I've found it helps to wipe down once in awhile and on really hot days Ill change shirts ect

Ill have to try the wet tshirt trick sounds like a good idea.

Also on a hot day if you hand someone an Ice cold towel youll make some friends LOL

Mjuskiw
Akron, Ohio

dgray1
09-25-2007, 12:08 AM
When it's really hot I put crushed ice in the front pockets of my Roadcrafter. It'll cool me off for about an hour or so.

markgoodrich
09-25-2007, 01:37 AM
I've found the answer depends on relative humidity. In dry climates an evaporative vest works fine up to around 100 degrees (in traffic, you're dead, though). I live in a humid climate, though and rarely pull the evap vest out. Instead i use a phase change cool vest (lots of places to get them, just google the phrase), which works quite well. I will often forgo the actual vest, which is just cloth with pockets for the frozen inserts, and stick the inserts under my jacket.

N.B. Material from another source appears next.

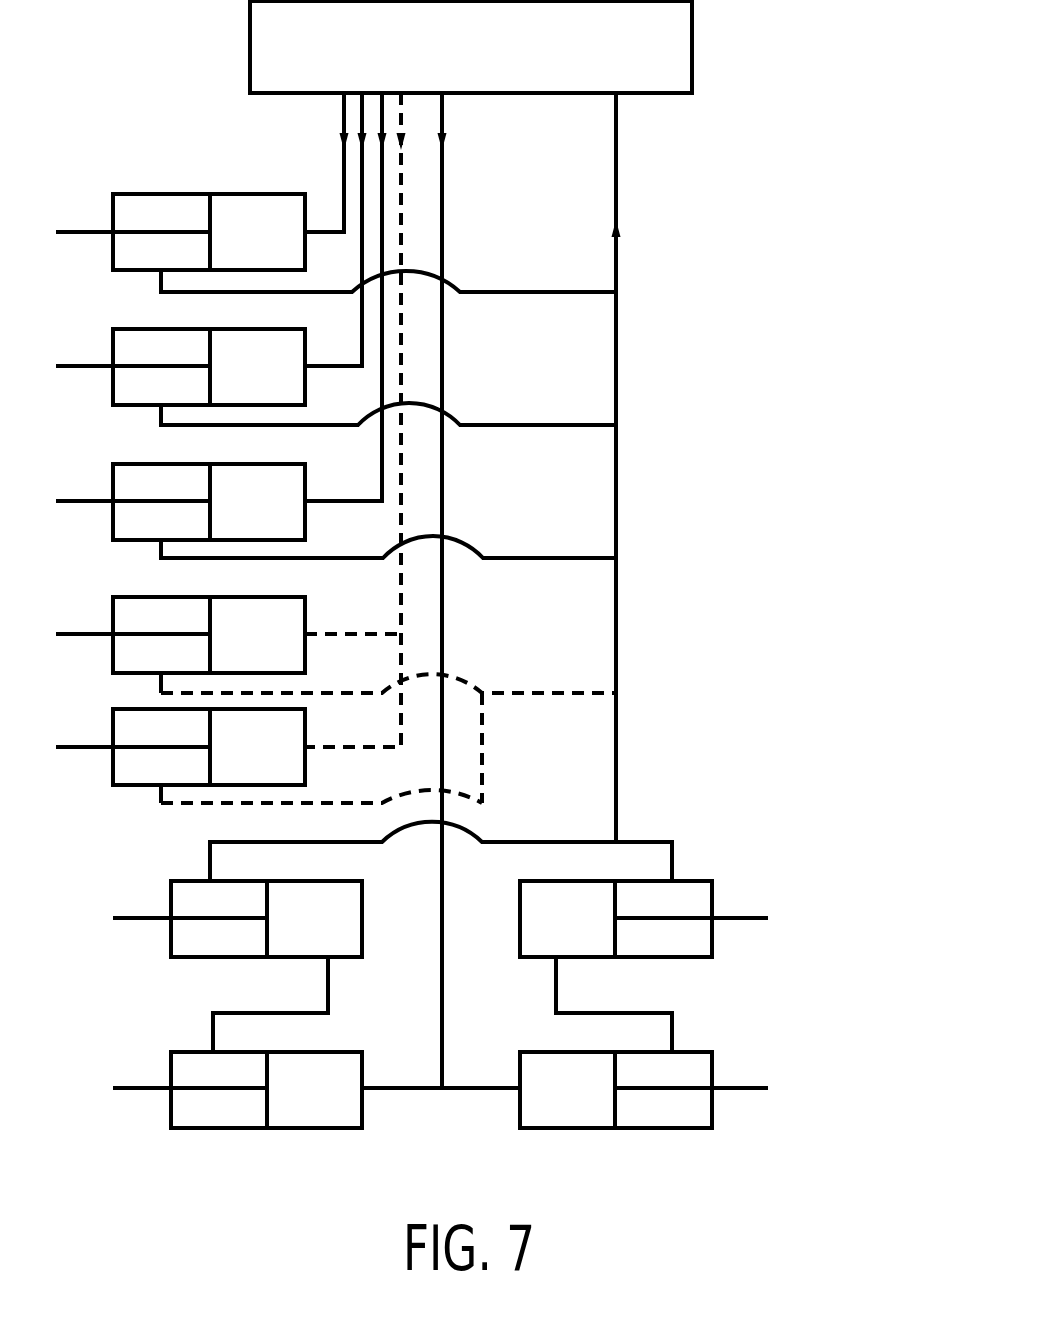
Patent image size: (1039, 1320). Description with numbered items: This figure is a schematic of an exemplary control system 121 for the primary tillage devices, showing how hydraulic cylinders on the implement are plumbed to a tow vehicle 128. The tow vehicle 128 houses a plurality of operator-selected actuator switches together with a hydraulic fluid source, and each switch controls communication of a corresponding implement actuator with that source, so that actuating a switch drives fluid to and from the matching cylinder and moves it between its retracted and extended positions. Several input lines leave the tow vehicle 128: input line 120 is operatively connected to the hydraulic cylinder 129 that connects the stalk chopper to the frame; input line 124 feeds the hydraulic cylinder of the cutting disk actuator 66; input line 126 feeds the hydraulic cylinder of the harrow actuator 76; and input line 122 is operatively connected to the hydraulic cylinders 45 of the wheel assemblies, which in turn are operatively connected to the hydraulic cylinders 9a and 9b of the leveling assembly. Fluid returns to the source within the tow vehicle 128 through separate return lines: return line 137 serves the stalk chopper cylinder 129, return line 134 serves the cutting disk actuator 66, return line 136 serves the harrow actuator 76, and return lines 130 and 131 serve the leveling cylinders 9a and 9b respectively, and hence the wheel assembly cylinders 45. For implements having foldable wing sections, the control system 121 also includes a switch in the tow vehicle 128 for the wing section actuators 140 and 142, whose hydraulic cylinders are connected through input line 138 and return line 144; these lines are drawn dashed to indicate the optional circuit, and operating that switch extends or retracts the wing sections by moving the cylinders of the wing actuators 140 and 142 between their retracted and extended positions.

The phase change inserts work longer if you have an impermeable-to-air jacket, rather than a mesh jacket. I usually wear my liner under the mesh. The Evap vest requires a mesh jacket to work best.

The evap vests won't get you wet, by the way. Some sort of magic material. They double in winter, dry, as an extra layer, if you need one.

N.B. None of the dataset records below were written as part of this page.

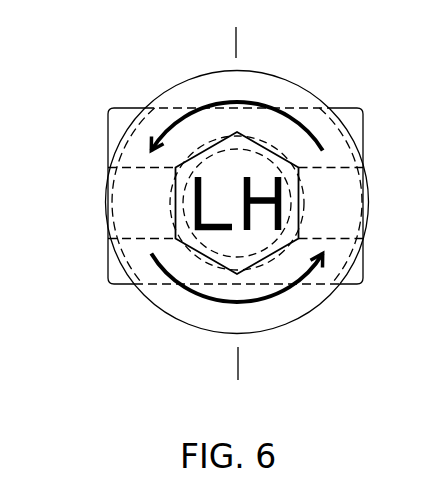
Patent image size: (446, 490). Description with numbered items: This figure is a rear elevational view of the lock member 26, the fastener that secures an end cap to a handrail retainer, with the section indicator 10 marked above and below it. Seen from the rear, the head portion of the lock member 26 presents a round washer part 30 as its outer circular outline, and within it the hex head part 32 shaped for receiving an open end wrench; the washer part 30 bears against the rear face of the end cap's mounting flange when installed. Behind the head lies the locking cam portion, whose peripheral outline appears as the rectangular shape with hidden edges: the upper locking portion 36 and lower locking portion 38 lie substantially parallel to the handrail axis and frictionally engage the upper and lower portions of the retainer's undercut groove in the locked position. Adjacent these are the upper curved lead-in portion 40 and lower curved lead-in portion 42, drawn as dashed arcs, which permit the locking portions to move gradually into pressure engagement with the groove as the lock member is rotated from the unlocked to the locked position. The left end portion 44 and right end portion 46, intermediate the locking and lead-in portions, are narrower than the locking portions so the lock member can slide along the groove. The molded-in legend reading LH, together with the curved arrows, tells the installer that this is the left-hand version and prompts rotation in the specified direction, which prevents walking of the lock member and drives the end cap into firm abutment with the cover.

The fastener assembly 10 is at (236, 27).
The lock member 26 is at (312, 79).
The washer part 30 is at (180, 308).
The hex head part 32 is at (305, 192).
The upper locking portion 36 is at (108, 128).
The lower locking portion 38 is at (364, 258).
The upper curved lead-in portion 40 is at (121, 265).
The lower curved lead-in portion 42 is at (332, 110).
The left end portion 44 is at (180, 82).
The right end portion 46 is at (317, 285).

The phase change, in my climate, using a lined jacket, will stay cold for up to two hours, then I'm ready for a break anyway. When using the vest, I carry a soft cooler, and talk the C-store guy out of a little bit of ice and water from the soda fountain, toss the inserts in, take a little break, and they're frozen again, ready for another couple of hours. Dunno where you live, but it's September 24 tomorrow, high expected to be in the 90s, my wife and I will both have our vests on towards noon.

henzilla
09-25-2007, 02:59 PM
When it's really hot I put crushed ice in the front pockets of my Roadcrafter. It'll cool me off for about an hour or so.

:laugh :laugh :laugh and where in San Diego is it hot?
I am looking for a liner or a sweater when I visit!

kbasa
09-25-2007, 03:59 PM
:laugh :laugh :laugh and where in San Diego is it hot?
I am looking for a liner or a sweater when I visit!

Ever ridden over the hills to Anza Borrego? Once you get a few miles inland, it gets plenty warm.